“It’s a confined space and a strange experience,” says Doug Megran, a final-year mechanical engineering student, when asked to describe what it’s like to pilot the Mayflower. On the screen next to him runs a silent video of the sub being tested in the Plymouth Life Centre, with Doug diving down and jimmying his way into the hull. As the door is sealed, you could be forgiven for giving a little shiver. “I mean, scuba diving itself can feel a little weird, but when they close the hatch and you’re lying there in the sub…it’s not for the claustrophobic!”
A little under nine feet in length, and constructed from woven cloth, epoxy resin and carbon fibre, the Mayflower clearly hasn't been built with comfort in mind. But that it’s been built at all is testament to the vision and skill of the staff–student team behind PULSE – the Plymouth University Legpowered Submarine Engineering.
The project originated with Dr Keri Collins, who joined the University in 2012 as a Research Fellow. A graduate from the University of Bath, she’d seen the way her Alma Mater had integrated it into its programme and wanted to do the same at Plymouth.
“We have this great marine tradition at the University, and there’s the naval dockyard in the city, so it just made sense on a thematic level,” says Keri. “But initially it was difficult to show people what we were trying to do, and at the outset we couldn't even be sure we’d have the funding to do it. So it wasn't an easy ‘sell’ to the students.”

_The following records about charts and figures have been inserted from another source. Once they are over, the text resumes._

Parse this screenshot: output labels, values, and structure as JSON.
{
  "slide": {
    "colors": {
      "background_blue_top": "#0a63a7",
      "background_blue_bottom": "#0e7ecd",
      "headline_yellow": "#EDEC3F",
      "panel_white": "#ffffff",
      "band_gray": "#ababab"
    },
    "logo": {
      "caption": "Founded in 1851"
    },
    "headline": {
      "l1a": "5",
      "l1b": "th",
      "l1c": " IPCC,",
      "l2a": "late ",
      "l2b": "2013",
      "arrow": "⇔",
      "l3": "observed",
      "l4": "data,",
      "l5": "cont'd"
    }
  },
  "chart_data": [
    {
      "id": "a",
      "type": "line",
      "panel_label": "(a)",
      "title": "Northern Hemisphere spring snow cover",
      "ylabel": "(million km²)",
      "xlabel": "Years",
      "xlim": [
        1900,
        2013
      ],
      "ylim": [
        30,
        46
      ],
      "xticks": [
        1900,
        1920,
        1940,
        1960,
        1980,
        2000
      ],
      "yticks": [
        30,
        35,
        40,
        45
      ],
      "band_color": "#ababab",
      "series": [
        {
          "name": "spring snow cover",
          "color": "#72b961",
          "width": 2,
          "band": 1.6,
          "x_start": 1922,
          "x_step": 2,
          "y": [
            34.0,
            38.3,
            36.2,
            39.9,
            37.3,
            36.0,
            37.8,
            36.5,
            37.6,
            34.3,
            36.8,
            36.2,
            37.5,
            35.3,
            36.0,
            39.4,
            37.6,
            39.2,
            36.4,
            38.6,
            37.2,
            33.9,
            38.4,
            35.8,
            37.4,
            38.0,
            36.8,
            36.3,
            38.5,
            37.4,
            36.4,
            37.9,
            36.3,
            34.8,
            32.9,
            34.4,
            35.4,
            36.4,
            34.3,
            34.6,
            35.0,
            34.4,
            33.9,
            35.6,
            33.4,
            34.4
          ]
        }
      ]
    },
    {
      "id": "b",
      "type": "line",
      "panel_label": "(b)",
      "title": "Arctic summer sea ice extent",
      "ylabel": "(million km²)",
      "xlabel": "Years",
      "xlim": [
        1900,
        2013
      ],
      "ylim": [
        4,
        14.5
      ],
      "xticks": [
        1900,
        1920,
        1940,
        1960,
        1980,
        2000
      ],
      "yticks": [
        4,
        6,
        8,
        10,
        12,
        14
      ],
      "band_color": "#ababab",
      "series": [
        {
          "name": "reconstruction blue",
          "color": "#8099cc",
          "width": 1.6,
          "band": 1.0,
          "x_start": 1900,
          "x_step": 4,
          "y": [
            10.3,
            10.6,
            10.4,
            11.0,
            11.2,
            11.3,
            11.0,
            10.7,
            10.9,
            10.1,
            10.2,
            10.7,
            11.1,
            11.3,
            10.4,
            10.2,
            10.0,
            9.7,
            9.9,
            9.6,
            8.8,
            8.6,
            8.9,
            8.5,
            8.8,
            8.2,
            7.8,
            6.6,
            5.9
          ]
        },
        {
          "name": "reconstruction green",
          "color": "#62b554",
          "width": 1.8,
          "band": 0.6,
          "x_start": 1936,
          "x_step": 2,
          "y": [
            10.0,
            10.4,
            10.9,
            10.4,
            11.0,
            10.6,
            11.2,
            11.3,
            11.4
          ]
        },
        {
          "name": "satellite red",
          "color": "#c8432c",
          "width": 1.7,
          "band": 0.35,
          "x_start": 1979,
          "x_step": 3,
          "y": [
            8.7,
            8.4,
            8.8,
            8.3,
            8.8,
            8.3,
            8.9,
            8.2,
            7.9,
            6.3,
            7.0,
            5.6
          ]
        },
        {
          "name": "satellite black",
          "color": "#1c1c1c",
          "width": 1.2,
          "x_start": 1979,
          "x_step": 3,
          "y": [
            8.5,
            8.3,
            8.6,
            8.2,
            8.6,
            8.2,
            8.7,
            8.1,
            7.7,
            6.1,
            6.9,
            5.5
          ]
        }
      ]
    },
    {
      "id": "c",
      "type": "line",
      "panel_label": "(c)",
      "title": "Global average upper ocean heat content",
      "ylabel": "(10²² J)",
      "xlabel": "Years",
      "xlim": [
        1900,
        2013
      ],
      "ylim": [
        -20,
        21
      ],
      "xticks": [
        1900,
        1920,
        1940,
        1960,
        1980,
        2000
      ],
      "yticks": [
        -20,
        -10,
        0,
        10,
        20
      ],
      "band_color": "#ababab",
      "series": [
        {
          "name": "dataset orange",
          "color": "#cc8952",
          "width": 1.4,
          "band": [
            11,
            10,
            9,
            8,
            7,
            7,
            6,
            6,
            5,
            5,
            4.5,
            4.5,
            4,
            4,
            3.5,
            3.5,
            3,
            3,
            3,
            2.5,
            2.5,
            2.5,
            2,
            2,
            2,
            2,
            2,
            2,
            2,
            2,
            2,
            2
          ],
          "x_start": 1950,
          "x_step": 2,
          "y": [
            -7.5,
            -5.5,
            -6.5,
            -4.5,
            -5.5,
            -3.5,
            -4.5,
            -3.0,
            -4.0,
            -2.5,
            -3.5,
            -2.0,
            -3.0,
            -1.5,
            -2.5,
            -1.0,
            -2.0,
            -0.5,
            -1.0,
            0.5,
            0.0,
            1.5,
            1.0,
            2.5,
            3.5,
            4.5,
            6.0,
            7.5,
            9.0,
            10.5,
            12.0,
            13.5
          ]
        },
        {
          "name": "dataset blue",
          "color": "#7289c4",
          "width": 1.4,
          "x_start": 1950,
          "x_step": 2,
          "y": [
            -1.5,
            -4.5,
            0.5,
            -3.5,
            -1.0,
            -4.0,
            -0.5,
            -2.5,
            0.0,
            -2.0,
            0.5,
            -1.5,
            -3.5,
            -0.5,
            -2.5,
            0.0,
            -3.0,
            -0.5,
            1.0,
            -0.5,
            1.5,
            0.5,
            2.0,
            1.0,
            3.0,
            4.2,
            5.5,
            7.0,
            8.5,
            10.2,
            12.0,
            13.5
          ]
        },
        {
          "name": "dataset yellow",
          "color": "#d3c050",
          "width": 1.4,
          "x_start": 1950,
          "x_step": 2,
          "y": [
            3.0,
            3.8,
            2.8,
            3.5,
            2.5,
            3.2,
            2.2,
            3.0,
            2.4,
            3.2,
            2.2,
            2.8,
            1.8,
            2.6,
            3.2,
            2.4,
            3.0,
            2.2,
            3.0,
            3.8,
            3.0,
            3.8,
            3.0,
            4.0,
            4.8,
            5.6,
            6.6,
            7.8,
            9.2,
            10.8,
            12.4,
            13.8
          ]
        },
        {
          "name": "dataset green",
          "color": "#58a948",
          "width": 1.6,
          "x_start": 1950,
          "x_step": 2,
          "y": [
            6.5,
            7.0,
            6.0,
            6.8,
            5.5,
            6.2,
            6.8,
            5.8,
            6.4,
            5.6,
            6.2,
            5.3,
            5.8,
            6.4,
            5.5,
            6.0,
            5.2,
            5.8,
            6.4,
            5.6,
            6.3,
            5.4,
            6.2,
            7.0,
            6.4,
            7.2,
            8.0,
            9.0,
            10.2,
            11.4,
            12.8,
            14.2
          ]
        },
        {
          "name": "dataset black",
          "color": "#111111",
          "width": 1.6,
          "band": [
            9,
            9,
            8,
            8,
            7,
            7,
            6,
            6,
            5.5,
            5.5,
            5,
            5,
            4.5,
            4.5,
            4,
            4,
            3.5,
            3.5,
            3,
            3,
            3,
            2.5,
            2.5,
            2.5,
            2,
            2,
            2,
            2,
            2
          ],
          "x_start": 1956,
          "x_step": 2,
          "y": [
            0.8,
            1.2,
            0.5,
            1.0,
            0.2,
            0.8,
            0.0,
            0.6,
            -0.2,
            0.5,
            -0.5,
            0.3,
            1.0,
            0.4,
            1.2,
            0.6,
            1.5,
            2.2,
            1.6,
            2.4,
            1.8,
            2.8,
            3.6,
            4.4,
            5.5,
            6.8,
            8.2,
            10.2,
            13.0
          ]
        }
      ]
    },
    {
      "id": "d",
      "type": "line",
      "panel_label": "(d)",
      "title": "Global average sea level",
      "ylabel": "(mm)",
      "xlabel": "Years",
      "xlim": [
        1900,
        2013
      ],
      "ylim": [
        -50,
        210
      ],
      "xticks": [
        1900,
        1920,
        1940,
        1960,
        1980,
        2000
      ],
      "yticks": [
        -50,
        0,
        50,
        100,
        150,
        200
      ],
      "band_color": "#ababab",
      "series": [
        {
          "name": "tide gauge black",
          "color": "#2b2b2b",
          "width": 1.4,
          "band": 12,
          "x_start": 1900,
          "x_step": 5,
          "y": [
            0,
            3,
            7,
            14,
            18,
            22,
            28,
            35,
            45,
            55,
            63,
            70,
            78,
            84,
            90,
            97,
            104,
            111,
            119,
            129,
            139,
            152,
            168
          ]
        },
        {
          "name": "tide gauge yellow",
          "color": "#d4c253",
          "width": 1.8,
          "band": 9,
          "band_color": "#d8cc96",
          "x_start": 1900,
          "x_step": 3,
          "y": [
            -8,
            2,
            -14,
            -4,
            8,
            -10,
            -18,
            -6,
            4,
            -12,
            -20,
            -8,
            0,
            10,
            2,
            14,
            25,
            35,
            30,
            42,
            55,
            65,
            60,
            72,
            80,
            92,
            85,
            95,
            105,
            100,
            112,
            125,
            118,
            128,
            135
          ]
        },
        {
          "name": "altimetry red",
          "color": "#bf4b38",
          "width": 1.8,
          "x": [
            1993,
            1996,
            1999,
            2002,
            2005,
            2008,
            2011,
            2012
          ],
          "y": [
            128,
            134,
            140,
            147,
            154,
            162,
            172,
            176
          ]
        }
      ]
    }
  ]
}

But sell the idea Keri did, and at the beginning of the 2013/14 academic year a team with “zero experience” embarked on the project. The submarine was designed through dissertation projects and it was that first version that Doug, dive lead Daryl Oosthuizen, Mike Prest and Matthew Merrett took to the European International Submarine Races at Europe’s largest freshwater tank, QinetiQ’s Ocean Basin in Gosport. There, they achieved a remarkable third place overall around a demanding slalom course, reaching speeds of 4.6 knots despite effectively losing their hatch early on.
With students John Cima, Oliver Powlesland and Nicholas Arthur joining the project at the start of 2014/15, and the support of staff in the School of Marine Science and Engineering, including Dr Richard Cullen, Adam Kyte, Alastair Reynolds and Matt Brown, the focus switched to refinement and improvement for the International Submarine Races (ISR 13). Held biennially at the Naval Surface Warfare Center (NSWC), in Carderock, Maryland, the event places an even greater emphasis on speed, requiring the teams to make a straight run down a 100-metre course – in a facility so long that the designers had to take into account the curvature of the earth.
Daryl, who is on the masters programme in Mechanical Engineering, said: “This year, we made a number of modifications to the design, addressing the hatch problems, adding a new nose cone, modifying the control system and making the sub more rigid. These have all been designed to improve the hydrodynamic performance and reduce drag.”